Europe is the place to be
Regionally we prefer Europe to the USA. While valuations for global equities are at an all-time high, those for European ones are comparatively more attractive. The European recovery plan will offer an additional boost to European equities especially to small caps and in areas such as technology, health care and energy transition which will benefit from targeted European programs. For instance, out of 100bn € in France, 35bn € will be allocated to the energy transition. Due to the EU's ambitious sustainability targets, the stocks preferred by ESG funds will also be in favor. As the weight of growth stocks in European indices has increased in recent years these indices should offer lots of opportunities for stock pickers searching for long-term performance.
Our convictions at a glance
Stocks: Despite high valuations, we favor stocks over bonds. The recovery of the last few months was not only due to the massive liquidity injections by central banks, but also to improved economic data overall. In this environment, equities have stable and still attractive risk premiums compared to government bonds. Low interest rates support growth stocks, while for the resurgence of value we would have to see a massive, inflationary rebound of the economy.

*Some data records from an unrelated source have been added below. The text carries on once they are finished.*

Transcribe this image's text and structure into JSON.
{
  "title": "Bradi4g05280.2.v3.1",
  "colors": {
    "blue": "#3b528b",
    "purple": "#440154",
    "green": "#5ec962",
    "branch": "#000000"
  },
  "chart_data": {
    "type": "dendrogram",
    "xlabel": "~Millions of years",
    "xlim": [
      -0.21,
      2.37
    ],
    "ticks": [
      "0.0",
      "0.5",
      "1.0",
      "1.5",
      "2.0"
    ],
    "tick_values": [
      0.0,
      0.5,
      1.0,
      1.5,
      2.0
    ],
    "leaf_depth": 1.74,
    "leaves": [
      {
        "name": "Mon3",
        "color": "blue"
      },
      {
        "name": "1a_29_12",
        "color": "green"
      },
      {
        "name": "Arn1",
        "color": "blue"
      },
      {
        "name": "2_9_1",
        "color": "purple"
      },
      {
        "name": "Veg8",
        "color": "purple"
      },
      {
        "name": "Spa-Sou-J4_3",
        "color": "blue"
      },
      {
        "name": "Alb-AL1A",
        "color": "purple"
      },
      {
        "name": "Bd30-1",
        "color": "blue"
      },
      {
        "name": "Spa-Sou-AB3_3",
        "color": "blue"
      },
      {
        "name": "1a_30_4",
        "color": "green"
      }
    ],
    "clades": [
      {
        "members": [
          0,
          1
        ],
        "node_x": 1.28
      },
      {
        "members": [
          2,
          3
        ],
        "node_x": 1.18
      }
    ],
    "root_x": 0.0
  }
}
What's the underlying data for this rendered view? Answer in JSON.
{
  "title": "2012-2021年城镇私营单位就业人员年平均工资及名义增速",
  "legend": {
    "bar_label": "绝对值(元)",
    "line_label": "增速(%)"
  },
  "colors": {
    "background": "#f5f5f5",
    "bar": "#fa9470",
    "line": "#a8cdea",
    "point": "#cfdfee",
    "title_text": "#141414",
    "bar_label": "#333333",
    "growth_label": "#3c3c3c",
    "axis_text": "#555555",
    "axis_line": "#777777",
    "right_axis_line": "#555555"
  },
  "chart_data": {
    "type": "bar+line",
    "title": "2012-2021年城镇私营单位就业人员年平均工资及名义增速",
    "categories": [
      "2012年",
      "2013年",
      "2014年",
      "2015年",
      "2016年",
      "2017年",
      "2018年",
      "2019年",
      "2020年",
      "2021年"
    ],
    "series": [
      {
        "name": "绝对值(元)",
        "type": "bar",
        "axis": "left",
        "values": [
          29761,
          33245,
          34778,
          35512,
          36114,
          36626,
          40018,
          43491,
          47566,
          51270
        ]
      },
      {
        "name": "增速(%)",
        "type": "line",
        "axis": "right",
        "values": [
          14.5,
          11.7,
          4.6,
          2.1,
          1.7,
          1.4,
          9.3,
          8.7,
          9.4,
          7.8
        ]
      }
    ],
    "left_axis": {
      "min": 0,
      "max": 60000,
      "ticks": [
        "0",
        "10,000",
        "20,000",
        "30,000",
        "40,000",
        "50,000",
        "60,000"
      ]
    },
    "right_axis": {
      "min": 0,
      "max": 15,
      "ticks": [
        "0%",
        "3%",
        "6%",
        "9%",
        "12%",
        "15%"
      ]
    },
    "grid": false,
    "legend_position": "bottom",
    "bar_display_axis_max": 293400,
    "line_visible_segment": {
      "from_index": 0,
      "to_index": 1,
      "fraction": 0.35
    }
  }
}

Bonds: In the bond segment, we prefer European high-yield bonds, which offer more value potential than investment-grade securities. Even if spreads are not narrowing further, with no refinancing wall expected before 2024, there’s still some carry to capture. Short maturities offer an appropriate risk/return profile.
Diversification: In both asset classes a way to minimize risk is to avoid companies with negative future cash flows, weak growth, high debt levels and ESG controversies. Given the many uncertainties, it makes sense to hedge portfolios. While the massive inflows into gold recommend caution, buying volatility can efficiently diversify the portfolio.